Chapter 1

Review of Sound Synthesis

1.1 Brief History of Musical Sound Synthesis

In the 1860s, Hermann von Helmholtz pioneered the first significant musical use of electricity when he built a number of electro-mechanical oscillators to aid his research in human perception of sound [2]. These devices generated simple sounds and they were just pure tone generators.

In 1897, Thaddeus Cahill invented an electrically based sound-generation system called the Dynamophone or Telharmonium [3]. The first model of the Dynamophone was presented to the public in 1906 at Hoiyoke, Massachusetts. This machine was actually a modified electrical dynamo. Using a number of specially geared shafts and inductors, it could produce alternating currents of different audio frequencies. These audio signals passed via a keyboard and associated bank of controls to a series of telephone receivers fitted with special acoustic horns. The whole machine had a weight of about 200 tons, a length of about 60 feet and a price of some $ 200,000.00. Its main drawback was that it caused serious interference to telephones.

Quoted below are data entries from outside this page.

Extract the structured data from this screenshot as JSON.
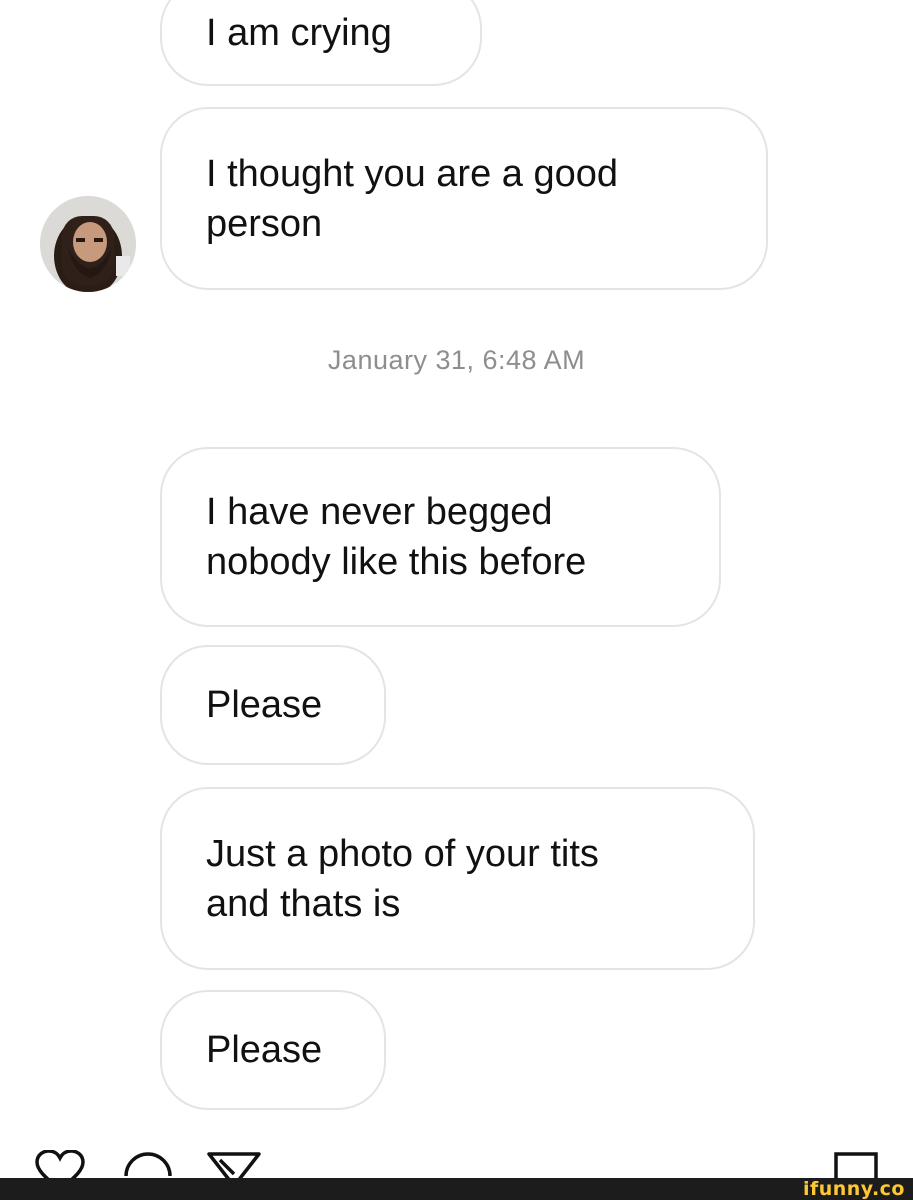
{
  "conversation": {
    "messages": [
      {
        "lines": [
          "I am crying"
        ]
      },
      {
        "lines": [
          "I thought you are a good",
          "person"
        ]
      },
      {
        "lines": [
          "I have never begged",
          "nobody like this before"
        ]
      },
      {
        "lines": [
          "Please"
        ]
      },
      {
        "lines": [
          "Just a photo of your tits",
          "and thats is"
        ]
      },
      {
        "lines": [
          "Please"
        ]
      }
    ],
    "timestamp": "January 31, 6:48 AM"
  },
  "actions": {
    "icons": [
      "heart-icon",
      "comment-icon",
      "send-icon",
      "bookmark-icon"
    ]
  },
  "watermark": {
    "text": "ifunny.co",
    "color": "#ffc833"
  }
}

The Direct Current (DC) arc oscillator appeared in 1900 and in 1906, Lee de Forest invented the vacuum-tube triode amplifier valve [3]. By the end of the First World War, several engineers were starting to see the possibility of using the new technology for the construction of electronic musical instruments.

The Neo-Bechstein Piano [3] invented in 1931 was a modified acoustic piano using pick-ups to capture naturally produced vibratory characteristics and subject them to electronic modification and amplification.

The Hammond Organ [3] [4] was introduced in 1935 and gained a reputation for its distinctive if not entirely authentic sound quality. The sound generation principle involved the rotation of suitably contoured discs in a magnetic field.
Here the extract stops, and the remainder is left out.